If I tell you that I will deliver a particular product on a particular date, I must do everything I can to honor that promise. If I tell you that I will purchase your product if it has Feature X, and you demonstrate Feature X, I should purchase your product. If I sign an employment agreement to work for you, it’s unethical for me to accept a competing offer the next day. If I tell you that I am committed to hiring more minority employees, I should have a substantive program to recruit such people.

This principle explains why side letters are unethical; the person promising delivery of the new feature (the salesperson) cannot guarantee that the people responsible for implementing the feature (the engineering team) will in fact make delivery. Resulting financial restatements are an important practical problem for the corporation, but they are not the inherent reason that the side letter is unethical. Likewise, it is unethical to share confidential information because such sharing violates a promise, not because of the legal consequences. It makes no difference whether the promise was made via a signed NDA, a handshake, or a mere nod. Bribing a foreign official is unethical because the transaction must be concealed (a form of lying), because the official is violating a commitment not to accept a bribe, and because the offeror is almost certainly violating her promises to her employer. The fact that the offeror may go to jail is a consequence, not a cause, of the fact that bribery is unethical.

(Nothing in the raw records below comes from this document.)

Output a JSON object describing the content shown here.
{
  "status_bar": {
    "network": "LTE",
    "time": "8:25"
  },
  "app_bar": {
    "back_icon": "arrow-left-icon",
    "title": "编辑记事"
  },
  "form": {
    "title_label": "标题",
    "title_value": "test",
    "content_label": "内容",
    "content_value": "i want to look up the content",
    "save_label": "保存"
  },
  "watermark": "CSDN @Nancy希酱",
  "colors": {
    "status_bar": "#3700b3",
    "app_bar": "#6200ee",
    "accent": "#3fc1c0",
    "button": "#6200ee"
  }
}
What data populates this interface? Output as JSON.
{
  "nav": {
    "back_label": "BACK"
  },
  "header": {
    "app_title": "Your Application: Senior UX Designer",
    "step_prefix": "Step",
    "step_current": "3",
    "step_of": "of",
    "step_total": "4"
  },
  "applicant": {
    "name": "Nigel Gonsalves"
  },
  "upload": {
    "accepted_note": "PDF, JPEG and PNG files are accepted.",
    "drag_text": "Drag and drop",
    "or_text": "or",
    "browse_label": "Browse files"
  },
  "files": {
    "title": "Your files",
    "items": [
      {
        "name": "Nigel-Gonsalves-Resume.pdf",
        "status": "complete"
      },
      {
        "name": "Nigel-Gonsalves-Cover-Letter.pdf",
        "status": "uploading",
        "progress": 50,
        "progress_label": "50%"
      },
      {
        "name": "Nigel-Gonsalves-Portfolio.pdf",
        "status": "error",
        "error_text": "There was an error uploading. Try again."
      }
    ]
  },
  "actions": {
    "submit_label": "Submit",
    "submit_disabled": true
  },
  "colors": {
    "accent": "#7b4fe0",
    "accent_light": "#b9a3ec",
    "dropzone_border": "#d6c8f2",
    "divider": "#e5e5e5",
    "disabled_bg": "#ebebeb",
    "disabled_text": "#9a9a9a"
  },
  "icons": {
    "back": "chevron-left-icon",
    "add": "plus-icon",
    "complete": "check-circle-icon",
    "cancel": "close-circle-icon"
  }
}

This foundational principle of business ethics explains why many businesspeople routinely use linguistic hedges. Phrases like “I expect that” or “we have no current intentions to” are common because they convey intent, but avoid making a promise the speaker is not in position to keep. To some, these sounds like “weasel words,” but to me they reflect that the speaker is honest. I’d much rather a business partner tell me “I am confident we can close the deal” than tell me “It’s a done deal” — only to tell me later that the CEO didn’t approve.

Can you think of an unethical business action that does not somehow involve a failure to honor a commitment?